La música siempre ha sido una vía de escape para muchos de nosotros. Nos ayuda a canalizar los sentimientos, a sentir lo que a veces no comprendemos. Un gancho de derecha en nuestra psique que hace aflorar un sentimiento escondido.
Para estos tres hermanos y sus respectivas parejas, la música es su droga. Una droga dura que mezclada con vodka les ayuda a escapar del mundo real. A evadirse de lo que su padre, creador de míticas canciones que nunca escuchan, hizo antes que su vida finalizara. La música borra su vergüenza grabada a fuego para adentrarse en una experiencia mística. Ellos rastrean la esencia de la canción. Una vez la localizan, la canalizan para que aflore una emoción espontánea que, en algunos casos, puede ser buena pero que, en otros, puede herirles en contra. Aun así, esta es su forma de vivir. Una catarsis personal y necesaria con la que purgar.

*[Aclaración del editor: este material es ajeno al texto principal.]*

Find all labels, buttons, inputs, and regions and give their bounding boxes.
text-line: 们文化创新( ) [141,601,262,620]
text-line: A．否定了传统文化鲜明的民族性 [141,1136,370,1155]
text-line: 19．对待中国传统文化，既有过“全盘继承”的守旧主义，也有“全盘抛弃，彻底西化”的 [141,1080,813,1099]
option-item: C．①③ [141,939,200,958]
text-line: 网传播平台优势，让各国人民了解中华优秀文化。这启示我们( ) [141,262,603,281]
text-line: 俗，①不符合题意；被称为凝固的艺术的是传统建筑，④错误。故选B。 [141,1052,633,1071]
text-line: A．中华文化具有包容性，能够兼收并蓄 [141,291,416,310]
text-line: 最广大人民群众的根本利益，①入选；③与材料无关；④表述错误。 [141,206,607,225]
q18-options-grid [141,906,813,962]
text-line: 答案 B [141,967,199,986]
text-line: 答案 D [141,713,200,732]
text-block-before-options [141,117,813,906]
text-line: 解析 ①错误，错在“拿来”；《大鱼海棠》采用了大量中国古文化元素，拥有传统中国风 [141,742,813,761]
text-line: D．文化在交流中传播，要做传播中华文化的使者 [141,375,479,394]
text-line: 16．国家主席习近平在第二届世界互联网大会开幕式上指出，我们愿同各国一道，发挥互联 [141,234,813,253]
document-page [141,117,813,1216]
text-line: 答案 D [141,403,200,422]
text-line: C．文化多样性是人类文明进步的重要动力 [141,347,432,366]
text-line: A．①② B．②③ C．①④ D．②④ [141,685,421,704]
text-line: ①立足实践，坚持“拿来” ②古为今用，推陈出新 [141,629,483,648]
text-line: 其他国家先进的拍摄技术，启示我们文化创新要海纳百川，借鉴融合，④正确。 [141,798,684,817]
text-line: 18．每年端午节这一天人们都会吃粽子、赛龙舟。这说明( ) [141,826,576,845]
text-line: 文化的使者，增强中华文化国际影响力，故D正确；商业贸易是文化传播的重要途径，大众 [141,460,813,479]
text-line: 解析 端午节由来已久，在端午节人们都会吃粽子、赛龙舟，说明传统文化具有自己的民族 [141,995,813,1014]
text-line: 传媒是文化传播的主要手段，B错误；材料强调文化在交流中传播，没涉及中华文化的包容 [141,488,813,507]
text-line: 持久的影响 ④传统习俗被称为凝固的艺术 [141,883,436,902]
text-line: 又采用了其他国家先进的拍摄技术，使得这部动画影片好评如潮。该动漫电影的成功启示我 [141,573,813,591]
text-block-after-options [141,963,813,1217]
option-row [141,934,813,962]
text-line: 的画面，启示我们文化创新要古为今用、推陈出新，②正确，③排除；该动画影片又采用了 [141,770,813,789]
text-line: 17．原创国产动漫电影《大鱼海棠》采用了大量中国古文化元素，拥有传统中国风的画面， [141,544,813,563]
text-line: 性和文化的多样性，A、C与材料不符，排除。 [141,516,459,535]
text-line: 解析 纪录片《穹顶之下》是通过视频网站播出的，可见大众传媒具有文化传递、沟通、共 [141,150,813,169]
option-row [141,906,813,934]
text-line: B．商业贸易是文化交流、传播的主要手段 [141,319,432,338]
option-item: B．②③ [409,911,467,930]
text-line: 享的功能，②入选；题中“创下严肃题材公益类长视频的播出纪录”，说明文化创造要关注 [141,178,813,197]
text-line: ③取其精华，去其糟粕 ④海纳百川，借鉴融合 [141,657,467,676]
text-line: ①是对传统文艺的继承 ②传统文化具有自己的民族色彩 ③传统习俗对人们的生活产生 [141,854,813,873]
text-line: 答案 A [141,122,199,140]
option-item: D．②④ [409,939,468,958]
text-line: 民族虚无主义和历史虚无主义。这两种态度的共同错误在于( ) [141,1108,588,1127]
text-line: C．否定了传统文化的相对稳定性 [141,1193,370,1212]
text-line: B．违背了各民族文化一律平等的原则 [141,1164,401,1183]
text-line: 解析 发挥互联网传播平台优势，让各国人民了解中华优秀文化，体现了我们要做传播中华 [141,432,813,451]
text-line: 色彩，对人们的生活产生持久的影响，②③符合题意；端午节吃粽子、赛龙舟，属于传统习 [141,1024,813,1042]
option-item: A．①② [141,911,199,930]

En Las Canciones, Pablo Messiez pide un acto de fe. A sus actores y a su público. Esta religión que profesan se basa en la escucha; es necesario escuchar. Es gracioso que intrínsecamente se pida eso a unos personajes faltos de empatía que solo se permiten sentir en el acto de la escucha. Aquí no se canta, aquí se escucha. Aquí se siente. Aquí, sencillamente, se vive.

Si bien la base de la dramaturgia de Messiez son las obras de Chéjov, ésta está llena de pinceladas y textos de otros autores e intérpretes (Rilke, Jonh Cage… e incluso Rocío Jurado o Enrique Iglesias) cuyas frases sentencian ideas innegables. Ideas que ayudan a entender un poco más la historia de esta atípica y extraña familia de la que, pese a todo, formaríamos (y formamos) parte en todo momento.

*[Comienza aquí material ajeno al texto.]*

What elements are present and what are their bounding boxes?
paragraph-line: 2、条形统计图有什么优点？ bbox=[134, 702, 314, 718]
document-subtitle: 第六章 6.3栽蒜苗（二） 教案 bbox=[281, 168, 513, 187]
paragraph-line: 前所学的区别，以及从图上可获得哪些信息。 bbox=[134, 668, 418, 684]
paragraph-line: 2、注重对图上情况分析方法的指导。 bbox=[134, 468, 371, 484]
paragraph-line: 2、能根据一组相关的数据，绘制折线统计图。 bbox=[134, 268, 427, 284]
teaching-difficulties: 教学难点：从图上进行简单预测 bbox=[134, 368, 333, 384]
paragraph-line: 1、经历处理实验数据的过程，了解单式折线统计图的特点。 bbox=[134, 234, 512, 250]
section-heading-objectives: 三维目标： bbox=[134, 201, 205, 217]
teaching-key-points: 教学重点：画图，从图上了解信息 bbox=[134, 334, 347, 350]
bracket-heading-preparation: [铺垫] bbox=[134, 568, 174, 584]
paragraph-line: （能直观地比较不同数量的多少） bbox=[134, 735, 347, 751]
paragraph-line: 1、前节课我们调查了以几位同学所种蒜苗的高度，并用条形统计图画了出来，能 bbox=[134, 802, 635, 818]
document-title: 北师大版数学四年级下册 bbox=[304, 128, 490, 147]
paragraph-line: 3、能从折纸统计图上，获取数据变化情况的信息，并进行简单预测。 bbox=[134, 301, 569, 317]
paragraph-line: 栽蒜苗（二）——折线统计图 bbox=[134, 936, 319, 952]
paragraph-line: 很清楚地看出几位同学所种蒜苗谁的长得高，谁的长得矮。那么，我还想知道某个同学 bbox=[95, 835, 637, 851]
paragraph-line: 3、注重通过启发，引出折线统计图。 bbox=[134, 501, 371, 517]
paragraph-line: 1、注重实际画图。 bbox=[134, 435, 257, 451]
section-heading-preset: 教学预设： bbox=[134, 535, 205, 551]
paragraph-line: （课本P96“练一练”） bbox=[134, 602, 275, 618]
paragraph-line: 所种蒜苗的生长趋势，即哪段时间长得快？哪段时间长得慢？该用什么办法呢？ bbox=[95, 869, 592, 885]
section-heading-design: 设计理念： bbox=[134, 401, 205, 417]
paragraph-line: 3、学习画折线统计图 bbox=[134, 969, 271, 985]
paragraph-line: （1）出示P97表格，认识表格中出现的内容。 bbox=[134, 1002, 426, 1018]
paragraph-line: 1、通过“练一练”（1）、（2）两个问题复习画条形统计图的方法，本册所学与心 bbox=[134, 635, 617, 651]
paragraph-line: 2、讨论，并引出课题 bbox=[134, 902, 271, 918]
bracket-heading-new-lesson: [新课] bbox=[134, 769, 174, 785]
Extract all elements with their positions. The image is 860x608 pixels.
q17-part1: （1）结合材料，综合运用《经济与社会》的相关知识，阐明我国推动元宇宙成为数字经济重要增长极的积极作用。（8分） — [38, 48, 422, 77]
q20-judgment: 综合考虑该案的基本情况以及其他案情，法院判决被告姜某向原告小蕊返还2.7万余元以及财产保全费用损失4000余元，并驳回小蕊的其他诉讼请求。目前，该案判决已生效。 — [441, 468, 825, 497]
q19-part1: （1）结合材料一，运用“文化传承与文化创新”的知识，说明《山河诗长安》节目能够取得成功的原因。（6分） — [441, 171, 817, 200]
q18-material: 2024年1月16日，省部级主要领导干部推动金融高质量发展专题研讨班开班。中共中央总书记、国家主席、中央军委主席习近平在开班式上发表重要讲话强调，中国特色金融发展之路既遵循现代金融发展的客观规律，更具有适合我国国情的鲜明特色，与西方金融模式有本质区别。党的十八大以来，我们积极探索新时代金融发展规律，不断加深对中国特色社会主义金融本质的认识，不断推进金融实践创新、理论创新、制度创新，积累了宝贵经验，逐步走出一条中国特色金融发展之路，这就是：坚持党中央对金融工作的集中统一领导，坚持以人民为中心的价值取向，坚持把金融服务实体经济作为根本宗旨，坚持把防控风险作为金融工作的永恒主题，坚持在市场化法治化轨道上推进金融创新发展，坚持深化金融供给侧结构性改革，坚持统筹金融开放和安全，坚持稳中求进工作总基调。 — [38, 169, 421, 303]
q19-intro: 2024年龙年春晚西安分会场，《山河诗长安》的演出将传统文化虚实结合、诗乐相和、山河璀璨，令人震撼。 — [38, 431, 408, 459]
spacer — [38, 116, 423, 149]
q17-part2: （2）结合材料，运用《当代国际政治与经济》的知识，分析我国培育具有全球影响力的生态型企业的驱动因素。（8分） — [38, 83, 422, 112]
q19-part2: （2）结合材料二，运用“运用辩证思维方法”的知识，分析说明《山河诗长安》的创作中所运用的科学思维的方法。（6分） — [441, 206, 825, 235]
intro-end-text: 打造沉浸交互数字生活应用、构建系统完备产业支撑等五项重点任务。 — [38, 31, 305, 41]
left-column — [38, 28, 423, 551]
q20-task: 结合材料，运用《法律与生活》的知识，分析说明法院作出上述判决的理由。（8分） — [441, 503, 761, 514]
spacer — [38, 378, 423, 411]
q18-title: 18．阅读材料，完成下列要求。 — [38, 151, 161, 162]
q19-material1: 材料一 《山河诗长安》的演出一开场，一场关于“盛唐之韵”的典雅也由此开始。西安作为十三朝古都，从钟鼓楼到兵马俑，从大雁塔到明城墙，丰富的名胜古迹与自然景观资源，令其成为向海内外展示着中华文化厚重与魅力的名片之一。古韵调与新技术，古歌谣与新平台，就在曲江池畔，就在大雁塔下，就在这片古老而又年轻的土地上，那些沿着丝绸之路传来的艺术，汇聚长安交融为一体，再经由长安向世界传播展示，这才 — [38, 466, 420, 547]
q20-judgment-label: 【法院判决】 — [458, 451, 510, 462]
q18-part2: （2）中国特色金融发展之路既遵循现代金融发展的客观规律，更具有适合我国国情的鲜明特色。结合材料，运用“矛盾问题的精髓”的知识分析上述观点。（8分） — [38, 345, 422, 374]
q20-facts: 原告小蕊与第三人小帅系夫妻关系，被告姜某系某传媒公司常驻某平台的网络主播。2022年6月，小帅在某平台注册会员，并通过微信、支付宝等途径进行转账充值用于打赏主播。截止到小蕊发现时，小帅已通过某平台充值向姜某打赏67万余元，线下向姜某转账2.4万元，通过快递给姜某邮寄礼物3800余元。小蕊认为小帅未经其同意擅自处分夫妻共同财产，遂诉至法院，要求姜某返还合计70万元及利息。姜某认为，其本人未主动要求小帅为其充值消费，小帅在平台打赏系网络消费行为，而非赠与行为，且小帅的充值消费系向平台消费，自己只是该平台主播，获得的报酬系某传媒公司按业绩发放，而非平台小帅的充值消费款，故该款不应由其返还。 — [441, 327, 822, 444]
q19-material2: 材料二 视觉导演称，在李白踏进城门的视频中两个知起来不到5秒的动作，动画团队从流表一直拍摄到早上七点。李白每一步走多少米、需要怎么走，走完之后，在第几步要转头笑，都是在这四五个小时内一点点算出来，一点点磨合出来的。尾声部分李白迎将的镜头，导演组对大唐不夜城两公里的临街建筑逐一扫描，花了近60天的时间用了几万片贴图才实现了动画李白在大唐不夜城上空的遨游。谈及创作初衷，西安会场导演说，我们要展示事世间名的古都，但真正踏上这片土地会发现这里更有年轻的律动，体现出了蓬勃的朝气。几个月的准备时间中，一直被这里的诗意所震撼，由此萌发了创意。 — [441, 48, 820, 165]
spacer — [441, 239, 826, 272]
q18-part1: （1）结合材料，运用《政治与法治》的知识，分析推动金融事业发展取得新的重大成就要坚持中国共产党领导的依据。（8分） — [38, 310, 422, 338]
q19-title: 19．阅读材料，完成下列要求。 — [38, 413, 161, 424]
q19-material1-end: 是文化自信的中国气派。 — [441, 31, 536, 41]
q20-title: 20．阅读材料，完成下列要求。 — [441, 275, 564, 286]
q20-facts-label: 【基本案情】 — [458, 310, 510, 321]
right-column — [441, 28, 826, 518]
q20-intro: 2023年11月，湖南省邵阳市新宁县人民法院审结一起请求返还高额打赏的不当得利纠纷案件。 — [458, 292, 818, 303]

El trabajo actoral que disfrutamos (y digo disfrutamos porque no hay una palabra que lo exprese mejor) es soberbio y mágico. Junto al ritmo demoníaco que Messiez inflige en la obra, todas y cada una de las palabras, gestos y miradas hacen que al público se le remueva algo por dentro. Comprendemos y, aunque no entendemos las razones (algunas no se desarrollan en escena), empatizamos perfectamente con ellos. Tanto que no dudamos en levantarnos de la butaca y bailar durante esa «necesaria» pausa de 15 minutos bañadas con la voz de Nina Simone en su versión del My Sweet Lord de George Harrison. Un inicio de escena que se nos hace raro al principio (Miguel nos anunciaba esa necesidad al inicio de función y no lo entendíamos. Ahora ya sí) pero que, minutos después, enloquece al público y lo eleva de sus butacas.
En ese momento, si hubiese podido, yo mismo hubiese sido Miguel (Jose Juan Rodríguez) y, como si no hubiese un mañana, me recorrería la totalidad del escenario del Teatre Lliure.

En la parte técnica, destacar la magnífica escenografía y vestuario de Alejandro Andújar que calza perfectamente en la historia. Desde esa «caja mágica» negra convertible en un fantástico espacio acústico que «precisa» escuchar música hasta ese vestuario que nos muestra la psicología del personaje y que, a su vez, rompe con el estereotipo que le hemos regalado desde un inicio.
Destacar también la iluminación de Paloma Parra que si, de como una genialidad se tratara, da vida a un nuevo personaje que nos adentra en la psicología del personaje y de la escena. Fantásticos recortes en momentos puntuales que anuncian lo que viene y esos cambios de graduación cromática que nos conmueven.
No puedo dejar esta crítica sin hablar de la coreografía de Lucas Condró. Ese movimiento ideado al personaje hace que nos sintamos aun más cerca de ellos. Iniciando la obra con esos pequeños gestos que engrandecen al paso que la música avanza, nos damos cuenta que la coreografía formará gran parte de la obra. Dejando de lado la coreografía final, el movimiento orgánico que cada personaje crea en sus escuchas es sencillamente hipnótico.
Por último, alabar el importante y necesario trabajo sonoro de Joan Solé (uno de los actores que dan vida a los músicos), que crea un diseño inigualable que nos incluye dentro de la escena llenando de canciones las butacas del teatro e invitándonos a participar en una catarsis colectiva.

Las Canciones es una obra teatral sin igual que nos remueve por dentro y nos cambia la percepción. En ocasiones, hay que dejarse llevar y curarse. Sencillamente, bravo por el equipo actoral, bravo por el equipo técnico y bravo por la dirección de Messiez que, de nuevo, se supera para consagrarse como gran director de actoral bajo una obra de lucimiento sin igual.